The various statistical tools are used to analyse liquidity performance of the selected steel companies in India. The study of financial statement such as profit and loss accounts and balance sheets through, solvency ratios, constitutes in the framework of analysis. The frame work of analysis contains data analysis by using of SPSS package with applications of ratio analysis and statistical tools of ANOVA.

3.4. Analysis of Variances (ANOVA)

Anova is the best statistical tool, which is used to test whether the means of more than quantitative variables are equal. and testing the significance difference in the means of specified classification. For the purpose of analyzing the equality of means for different ratios of different companies ‘ANOVA’ test is used in the present study.

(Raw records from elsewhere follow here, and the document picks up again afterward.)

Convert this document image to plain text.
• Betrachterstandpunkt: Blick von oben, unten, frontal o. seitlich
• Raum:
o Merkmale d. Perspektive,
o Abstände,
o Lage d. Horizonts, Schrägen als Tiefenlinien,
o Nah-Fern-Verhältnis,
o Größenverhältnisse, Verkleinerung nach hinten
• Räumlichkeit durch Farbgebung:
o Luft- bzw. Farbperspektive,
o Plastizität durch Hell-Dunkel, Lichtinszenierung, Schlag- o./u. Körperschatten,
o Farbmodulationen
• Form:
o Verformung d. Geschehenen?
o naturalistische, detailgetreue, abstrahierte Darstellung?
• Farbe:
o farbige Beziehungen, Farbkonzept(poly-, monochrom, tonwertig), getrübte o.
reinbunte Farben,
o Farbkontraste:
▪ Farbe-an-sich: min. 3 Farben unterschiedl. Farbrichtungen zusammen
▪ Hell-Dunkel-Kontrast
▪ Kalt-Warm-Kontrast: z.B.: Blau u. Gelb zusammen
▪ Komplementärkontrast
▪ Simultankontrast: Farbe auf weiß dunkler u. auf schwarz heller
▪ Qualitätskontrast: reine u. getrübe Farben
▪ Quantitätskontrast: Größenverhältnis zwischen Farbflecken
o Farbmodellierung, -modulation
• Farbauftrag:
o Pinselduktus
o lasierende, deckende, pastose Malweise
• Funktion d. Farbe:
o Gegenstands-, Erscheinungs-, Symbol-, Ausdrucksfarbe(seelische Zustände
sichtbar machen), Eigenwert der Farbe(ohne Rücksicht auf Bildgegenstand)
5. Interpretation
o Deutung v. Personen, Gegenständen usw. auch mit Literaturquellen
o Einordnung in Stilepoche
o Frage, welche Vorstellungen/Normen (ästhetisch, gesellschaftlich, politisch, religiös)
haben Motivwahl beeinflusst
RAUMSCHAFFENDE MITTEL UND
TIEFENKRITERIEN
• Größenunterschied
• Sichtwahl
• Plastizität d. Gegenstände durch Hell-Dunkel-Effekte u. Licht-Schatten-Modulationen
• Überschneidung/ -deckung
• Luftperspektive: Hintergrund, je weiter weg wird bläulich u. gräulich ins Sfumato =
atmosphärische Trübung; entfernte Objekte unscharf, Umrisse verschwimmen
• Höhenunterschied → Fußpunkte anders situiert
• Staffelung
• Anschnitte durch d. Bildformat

4. Analysis and Interpretation

Current Ratio- Large cap companies

For the purpose of analyzing the equality of means for different ratios ‘ANOVA’ test is used. The following hypotheses are framed and tested by using ‘F’ test to test the validity of the hypothesis.

Based on the data, the researcher has formulated the following hypothesis:

H0: There is no significant difference in the mean Current Ratio among the large cap companies.

Table 1. Inferential Statistics Current Ratio- Large cap companies.

Mean SD SE F p Decision
TATA 1.29a 0.95 0.30 1.78 .169 Accept H0
SAIL 1.29a 0.31 0.10
JSW 0.66a 0.13 0.04
VISA 1.16a 1.00 0.32
Overall 1.10 0.73 0.12      

** Significant at 1%

From the above table, it is observed that the p value (169) is greater than 0.01, the null hypothesis is accepted at the 5% level of significance. i.e. There is no significant difference in the mean Current Ratio among the Large cap companies.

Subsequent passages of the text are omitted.